Another aspect of the experiment, which may have produced inaccuracies, is the fact that yeast is a living organism. This means that as the day went on the yeast cells could have reproduced, this would mean that the experiments carried out at the beginning would have a lower rate than those carried out at the end, because there would be less active sites available to break down the substrate molecules at one time. This would affect the results and would mean that not all of the experiments would have been carried out under the same conditions. I carried out the experiment as quickly as possible and looking at my graphs I don’t think that it had an effect on my results.
The yeast used in this experiment contains water; oxygen can dissolve in water and this means that not all of the oxygen produced by the reaction will end up in the gas syringe. This would mean that the results would be lower than expected but would not affect the shape of the graph as all of the experiments would be affected equally.

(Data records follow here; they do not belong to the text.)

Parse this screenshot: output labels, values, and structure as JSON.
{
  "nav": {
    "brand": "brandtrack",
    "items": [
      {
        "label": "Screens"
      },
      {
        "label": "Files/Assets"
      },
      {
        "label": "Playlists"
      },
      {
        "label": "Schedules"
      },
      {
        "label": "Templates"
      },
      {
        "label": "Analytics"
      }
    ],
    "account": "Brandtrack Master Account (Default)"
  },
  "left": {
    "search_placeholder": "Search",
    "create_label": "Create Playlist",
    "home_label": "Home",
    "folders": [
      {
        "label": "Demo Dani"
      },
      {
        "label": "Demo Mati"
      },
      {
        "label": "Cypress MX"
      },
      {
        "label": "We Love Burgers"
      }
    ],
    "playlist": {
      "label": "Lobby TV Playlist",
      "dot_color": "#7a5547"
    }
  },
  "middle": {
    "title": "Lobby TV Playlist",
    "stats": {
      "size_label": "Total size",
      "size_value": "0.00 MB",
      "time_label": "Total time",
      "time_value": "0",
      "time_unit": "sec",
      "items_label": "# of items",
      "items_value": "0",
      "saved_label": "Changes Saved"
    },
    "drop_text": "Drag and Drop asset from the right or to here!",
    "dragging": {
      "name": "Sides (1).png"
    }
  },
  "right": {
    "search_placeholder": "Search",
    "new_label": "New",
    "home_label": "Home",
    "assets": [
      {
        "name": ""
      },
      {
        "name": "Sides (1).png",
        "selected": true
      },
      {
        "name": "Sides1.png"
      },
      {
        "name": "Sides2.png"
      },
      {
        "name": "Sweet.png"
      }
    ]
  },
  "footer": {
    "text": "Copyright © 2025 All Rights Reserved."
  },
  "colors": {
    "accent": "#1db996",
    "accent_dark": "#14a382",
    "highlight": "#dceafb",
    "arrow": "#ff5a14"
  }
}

Another way in which oxygen dissolving in water could affect my results would be in varying the concentrations of hydrogen peroxide, distilled water was used to dilute the hydrogen peroxide. Therefore the concentrations that were diluted the most would be most affected because they contain more water. This would mean that it appears that they have a lower rate of reaction than they should compared with the higher concentrations where less water is present meaning less gas gets dissolved in the water.

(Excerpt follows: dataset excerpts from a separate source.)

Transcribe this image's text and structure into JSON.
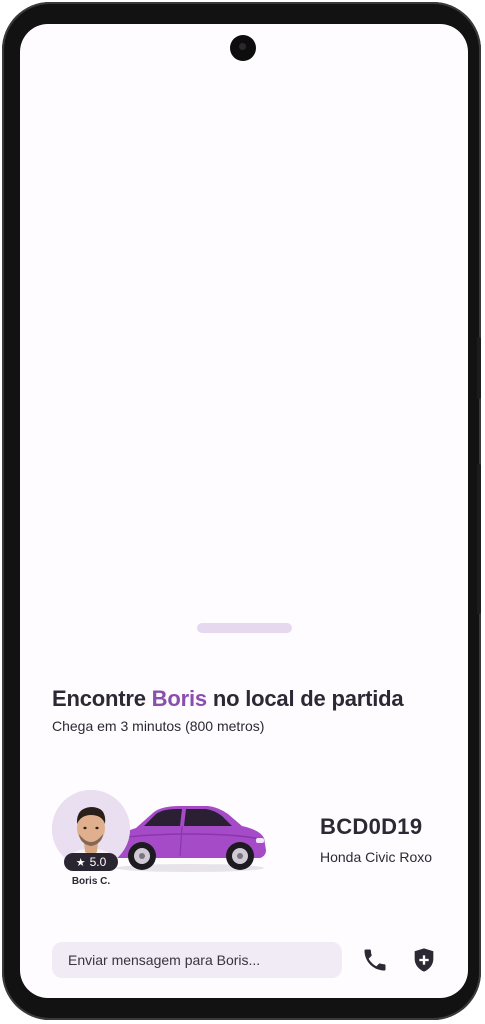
{
  "trip": {
    "headline_prefix": "Encontre ",
    "driver_first_name": "Boris",
    "headline_suffix": " no local de partida",
    "arrival_info": "Chega em 3 minutos (800 metros)"
  },
  "driver": {
    "name": "Boris C.",
    "rating": "5.0",
    "avatar_icon": "driver-avatar-photo"
  },
  "vehicle": {
    "plate": "BCD0D19",
    "model": "Honda Civic Roxo",
    "color": "#a64bc8",
    "icon": "car-illustration"
  },
  "actions": {
    "message_placeholder": "Enviar mensagem para Boris...",
    "call_icon": "phone-icon",
    "safety_icon": "shield-plus-icon"
  },
  "theme": {
    "accent": "#8a4fae",
    "text": "#2e2834",
    "surface": "#f1ebf6",
    "handle": "#e6d8ef"
  }
}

When the concentration of hydrogen peroxide is zero, we can see from graph 14 that 4 ml of oxygen was produced, however this value doesn’t increase as the time goes on. This release of gas can’t because of the breakdown of the hydrogen peroxide because there is no enzyme present and the temperature of the hydrogen peroxide isn’t high enough for it to breakdown on its own. The gas is due to air displacement when we inject the hydrogen peroxide into the conical flask, we inject 4ml of hydrogen peroxide so an equal volume of air is displaced into the gas syringe. This happens for every experiment and the volume displaced is the same each time because we always add the same amount of hydrogen peroxide, therefore it doesn’t alter my results or affect my graphs.

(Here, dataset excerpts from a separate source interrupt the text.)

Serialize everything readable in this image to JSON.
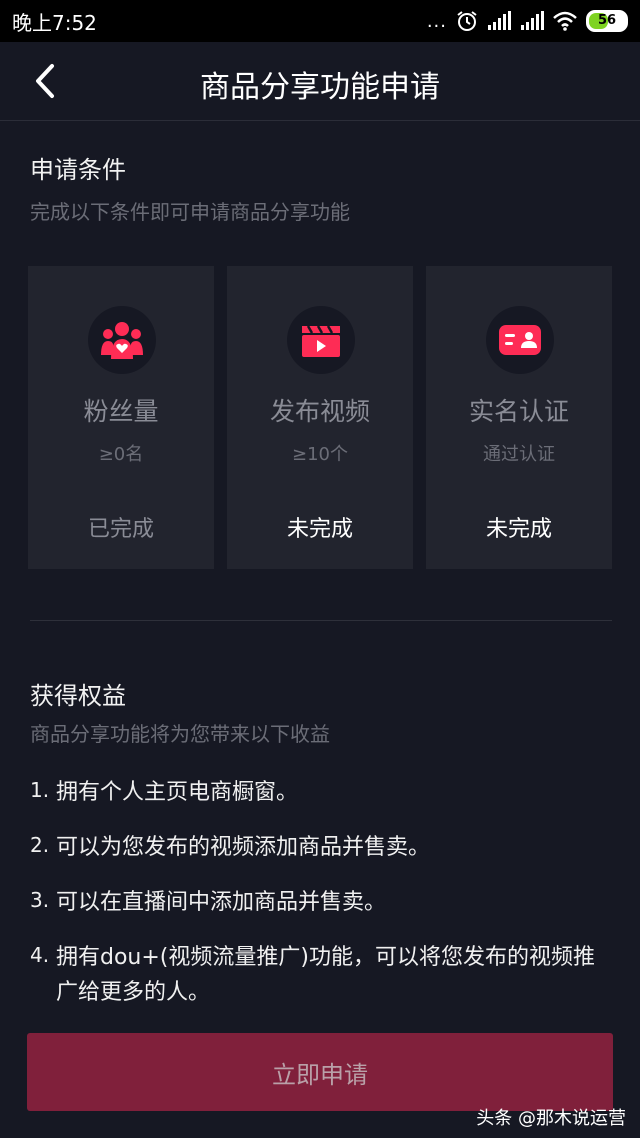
{
  "status_bar": {
    "time": "晚上7:52",
    "dots": "...",
    "battery": "56",
    "battery_level": 0.56
  },
  "header": {
    "title": "商品分享功能申请",
    "back_icon": "chevron-left-icon"
  },
  "conditions": {
    "title": "申请条件",
    "subtitle": "完成以下条件即可申请商品分享功能",
    "cards": [
      {
        "icon": "fans-icon",
        "label": "粉丝量",
        "requirement": "≥0名",
        "status": "已完成"
      },
      {
        "icon": "video-clapper-icon",
        "label": "发布视频",
        "requirement": "≥10个",
        "status": "未完成"
      },
      {
        "icon": "id-card-icon",
        "label": "实名认证",
        "requirement": "通过认证",
        "status": "未完成"
      }
    ]
  },
  "benefits": {
    "title": "获得权益",
    "subtitle": "商品分享功能将为您带来以下收益",
    "items": [
      {
        "num": "1.",
        "text": "拥有个人主页电商橱窗。"
      },
      {
        "num": "2.",
        "text": "可以为您发布的视频添加商品并售卖。"
      },
      {
        "num": "3.",
        "text": "可以在直播间中添加商品并售卖。"
      },
      {
        "num": "4.",
        "text": "拥有dou+(视频流量推广)功能，可以将您发布的视频推广给更多的人。"
      }
    ]
  },
  "apply_button": {
    "label": "立即申请"
  },
  "watermark": "头条 @那木说运营",
  "colors": {
    "background": "#161823",
    "card": "#22242e",
    "accent": "#fe2c55",
    "button": "#80203b"
  }
}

One last variable that I was unable to control was the temperature of the room. As the experiments where I varied the temperature were carried out in a water bath fluctuations in room temperature wouldn’t really affect them. However, the experiments where I varied concentration were carried out on the desk so these may get affected. If the room had heated up during the experiment it would have speeded up the rate of reaction due to the molecules possessing more kinetic energy, colliding more often and more of these collisions resulting in a reaction. If the temperature had of decreased then the opposite would have happened, the molecules would have less kinetic energy, less of them would possess the activation energy, so they would collide less often and less of the collisions would result in a reaction. If there were any temperature changes during my results it would make them unreliable, as the solutions would have different levels of energy. For example if there was a temperature increase at the beginning of the experiments, as I carried out the higher concentrations first the rate of these experiments would be increased. Then if the temperature went to normal the middle set of experiments would have the expected rate of reaction, and if it decreased further the last experiments I carried out would have a lower rate of reaction than expected. However I don’t think that this happened because my tables of results and graphs seem to be accurate, and follow my prediction.